Soutien aux patients
Dans un espace où l'on pourrait penser qu'il n'y a que l'odeur des désinfectants et des pas précipités, il y a toujours des "roses" qui éclosent chaque jour à l'hôpital Chợ Rẫy. Ce n'est pas seulement la couleur des rubans symbolisant la volonté, mais aussi la couleur du dévouement, des personnes qui choisissent de se tenir derrière, soutenant silencieusement les patients sur un chemin de nombreux défis.
Dans la zone de vie des patients du service de chirurgie mammaire de l'hôpital Chợ Rẫy, des sacs en tissu blanc sont préparés dès le matin.

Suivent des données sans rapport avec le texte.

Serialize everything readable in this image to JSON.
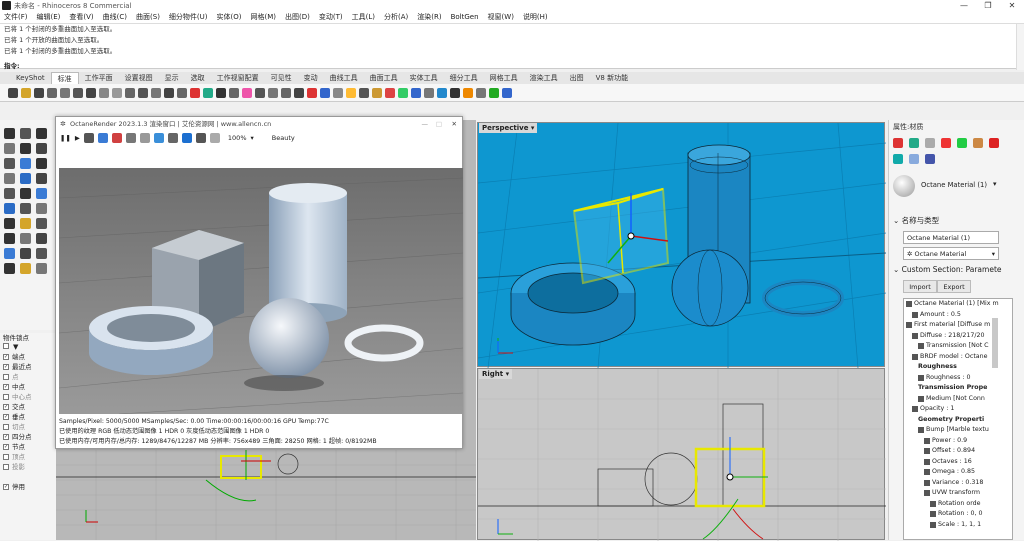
{
  "window": {
    "title": "未命名 - Rhinoceros 8 Commercial"
  },
  "menu": [
    "文件(F)",
    "编辑(E)",
    "查看(V)",
    "曲线(C)",
    "曲面(S)",
    "细分物件(U)",
    "实体(O)",
    "网格(M)",
    "出图(D)",
    "变动(T)",
    "工具(L)",
    "分析(A)",
    "渲染(R)",
    "BoltGen",
    "视窗(W)",
    "说明(H)"
  ],
  "command": {
    "history": [
      "已将 1 个封闭的多重曲面加入至选取。",
      "已将 1 个开放的曲面加入至选取。",
      "已将 1 个封闭的多重曲面加入至选取。"
    ],
    "prompt": "指令:"
  },
  "tabs": [
    "KeyShot",
    "标准",
    "工作平面",
    "设置视图",
    "显示",
    "选取",
    "工作视窗配置",
    "可见性",
    "变动",
    "曲线工具",
    "曲面工具",
    "实体工具",
    "细分工具",
    "网格工具",
    "渲染工具",
    "出图",
    "V8 新功能"
  ],
  "active_tab": "标准",
  "osnap": {
    "header": "物件锁点",
    "items": [
      {
        "label": "端点",
        "on": true
      },
      {
        "label": "最近点",
        "on": true
      },
      {
        "label": "点",
        "on": false
      },
      {
        "label": "中点",
        "on": true
      },
      {
        "label": "中心点",
        "on": false
      },
      {
        "label": "交点",
        "on": true
      },
      {
        "label": "垂点",
        "on": true
      },
      {
        "label": "切点",
        "on": false
      },
      {
        "label": "四分点",
        "on": true
      },
      {
        "label": "节点",
        "on": true
      },
      {
        "label": "顶点",
        "on": false
      },
      {
        "label": "投影",
        "on": false
      },
      {
        "label": "停用",
        "on": true
      }
    ]
  },
  "octane": {
    "title": "OctaneRender 2023.1.3 渲染窗口 | 艾伦资源网 | www.allencn.cn",
    "zoom": "100%",
    "mode": "Beauty",
    "status_lines": [
      "Samples/Pixel: 5000/5000  MSamples/Sec: 0.00  Time:00:00:16/00:00:16  GPU Temp:77C",
      "已使用的纹理 RGB 低动态范围图像 1  HDR 0  灰度低动态范围图像 1  HDR 0",
      "已使用内存/可用内存/总内存:    1289/8476/12287 MB  分辨率:    756x489  三角面:    28250  网格:  1  超帧:    0/8192MB"
    ]
  },
  "viewports": {
    "perspective": "Perspective",
    "right": "Right"
  },
  "properties": {
    "header": "属性:材质",
    "material_name": "Octane Material (1)",
    "section_name_type": "名称与类型",
    "name_value": "Octane Material (1)",
    "type_value": "Octane Material",
    "section_custom": "Custom Section: Paramete",
    "import_label": "Import",
    "export_label": "Export",
    "tree": [
      "Octane Material (1)  [Mix m",
      "Amount : 0.5",
      "First material  [Diffuse m",
      "Diffuse : 218/217/20",
      "Transmission  [Not C",
      "BRDF model : Octane",
      "Roughness",
      "Roughness : 0",
      "Transmission Prope",
      "Medium  [Not Conn",
      "Opacity : 1",
      "Geometry Properti",
      "Bump  [Marble textu",
      "Power : 0.9",
      "Offset : 0.894",
      "Octaves : 16",
      "Omega : 0.85",
      "Variance : 0.318",
      "UVW transform",
      "Rotation orde",
      "Rotation : 0, 0",
      "Scale : 1, 1, 1"
    ]
  },
  "colors": {
    "viewport_blue": "#0e97d0",
    "selection_yellow": "#e8e800",
    "octane_floor": "#8a8a8a"
  }
}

Les travailleurs sociaux et les bénévoles guident doucement chaque patient pour qu'il prenne un pinceau et mélange des couleurs. Ils ne se précipitent pas, ne le pressent pas. Ils s'assoient à côté du patient, écoutant des histoires de la vie quotidienne, des soucis qui n'ont pas eu le temps d'être nommés.

Dans cet espace, la frontière entre le soignant et le soigné semble se dissiper.

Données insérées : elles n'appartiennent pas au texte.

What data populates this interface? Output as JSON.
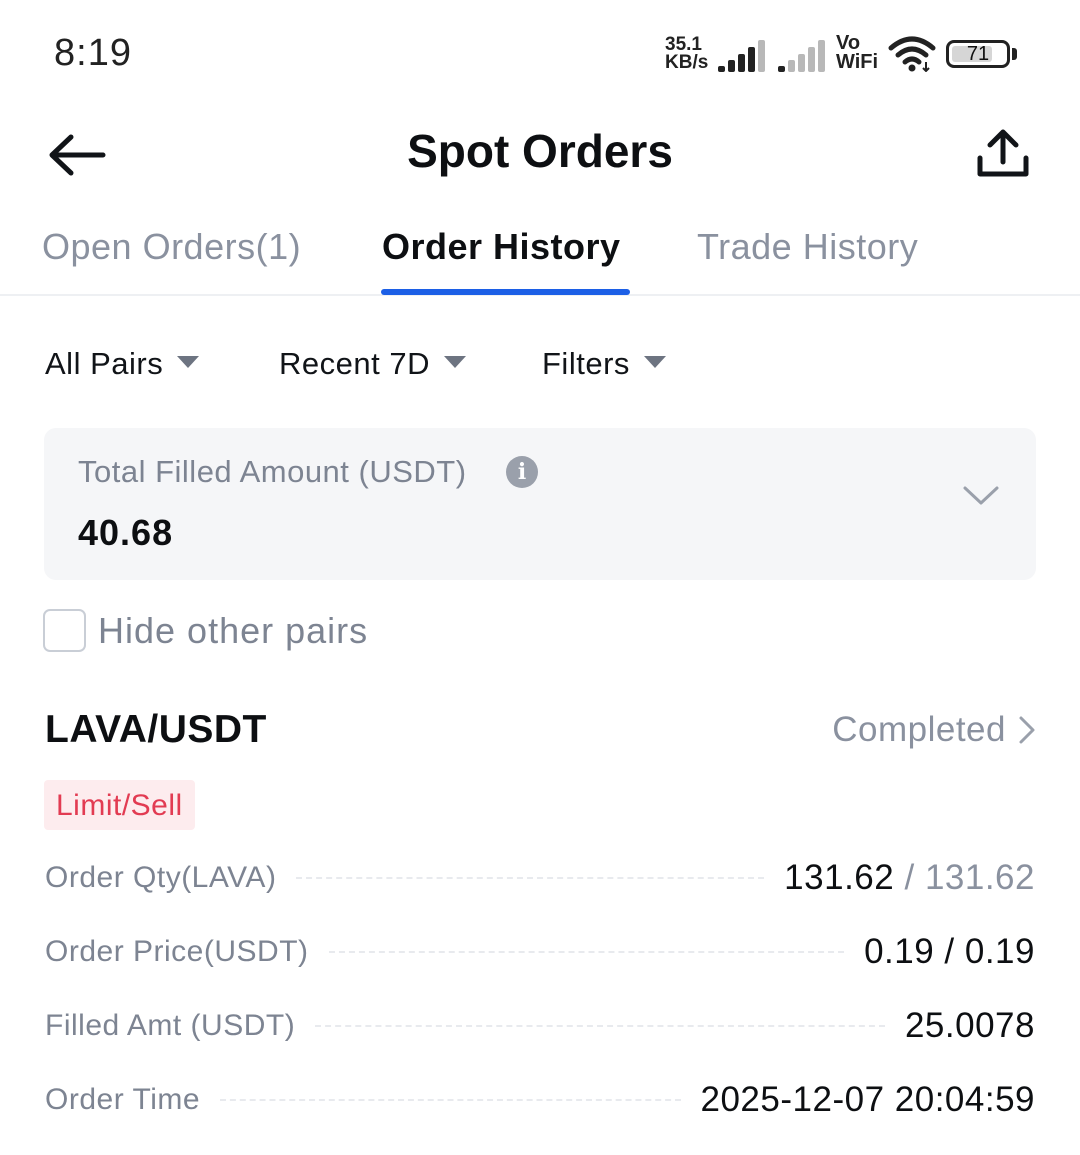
{
  "status_bar": {
    "time": "8:19",
    "net_speed_value": "35.1",
    "net_speed_unit": "KB/s",
    "vo_label": "Vo",
    "wifi_label": "WiFi",
    "battery_level": "71"
  },
  "header": {
    "title": "Spot Orders"
  },
  "tabs": [
    {
      "label": "Open Orders(1)",
      "active": false
    },
    {
      "label": "Order History",
      "active": true
    },
    {
      "label": "Trade History",
      "active": false
    }
  ],
  "filters": {
    "pairs": "All Pairs",
    "period": "Recent 7D",
    "filters": "Filters"
  },
  "summary": {
    "label": "Total Filled Amount (USDT)",
    "value": "40.68"
  },
  "hide_pairs": {
    "label": "Hide other pairs",
    "checked": false
  },
  "order": {
    "pair": "LAVA/USDT",
    "status": "Completed",
    "type": "Limit/Sell",
    "qty": {
      "label": "Order Qty(LAVA)",
      "filled": "131.62",
      "separator": "/",
      "total": "131.62"
    },
    "price": {
      "label": "Order Price(USDT)",
      "value": "0.19 / 0.19"
    },
    "filled_amt": {
      "label": "Filled Amt (USDT)",
      "value": "25.0078"
    },
    "time": {
      "label": "Order Time",
      "value": "2025-12-07 20:04:59"
    }
  },
  "colors": {
    "accent": "#1c5fe6",
    "sell": "#e23b52",
    "sell_bg": "#fdecee",
    "muted_text": "#7d8492"
  }
}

Mme C.T. M. T (41 ans, originaire de Lâm Đồng) dessine soigneusement des images de famille avec le soleil au-dessus. C'est l'image qu'elle a apportée pendant ses jours de traitement loin de chez elle. "Ici, j'ai été interrogée et encouragée par les oncles et tantes. Parfois fatiguée, une seule douce phrase me rend plus confiante", a-t-elle déclaré.
Derrière de telles activités se cache un processus de préparation silencieux. De la connexion des sources de financement, à la préparation des fournitures, en passant par l'accompagnement direct des patients, l'équipe de travail social est toujours présente, non pas en tant qu'organisateurs, mais comme des connaissances.

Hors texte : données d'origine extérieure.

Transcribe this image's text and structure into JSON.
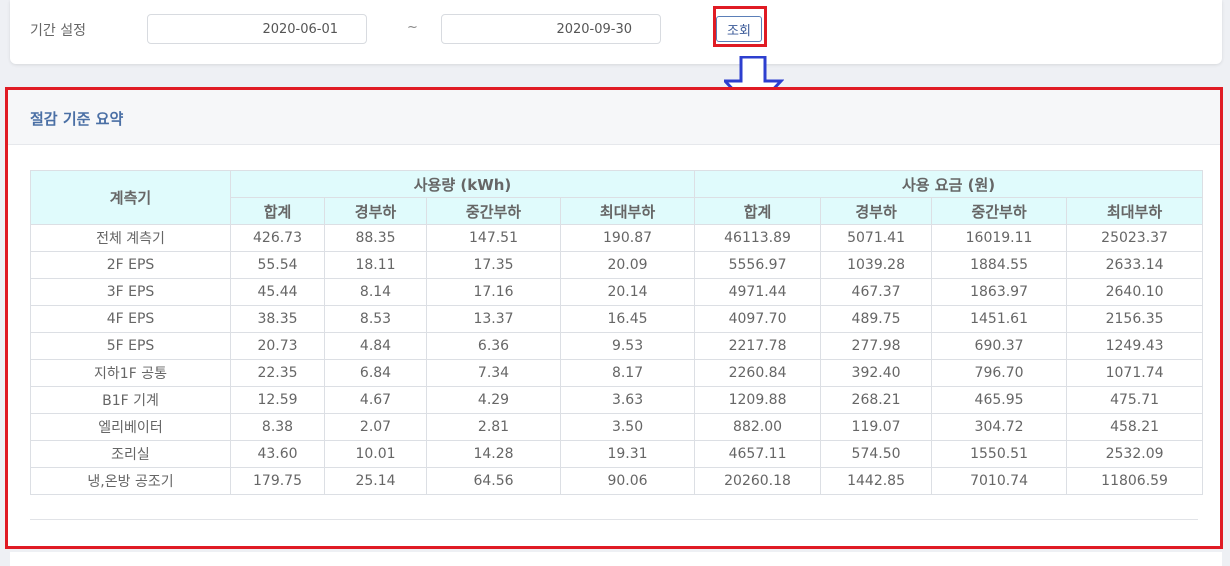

Ne se limitant pas aux activités spirituelles, le Département du travail social de l'hôpital Cho Ray maintient également de nombreux programmes de soutien pratiques. "Cuisine d'amour" est l'un des points d'appui familiers des patients et de leurs proches depuis de nombreuses années. Chaque jour, plus de 4 000 repas chauds sont préparés et remis directement aux personnes qui subissent un long traitement.
Dans cette cuisine, il n'y a pas seulement des repas, mais aussi du partage. Chaque petit détail est préparé avec soin. De petites tables sont disposées avec des gâteaux, du lait, de l'eau potable pour les patients avant la dialyse. Des échanges musicaux le week-end. Des stands avec des vêtements et des articles gratuits pour les patients en difficulté.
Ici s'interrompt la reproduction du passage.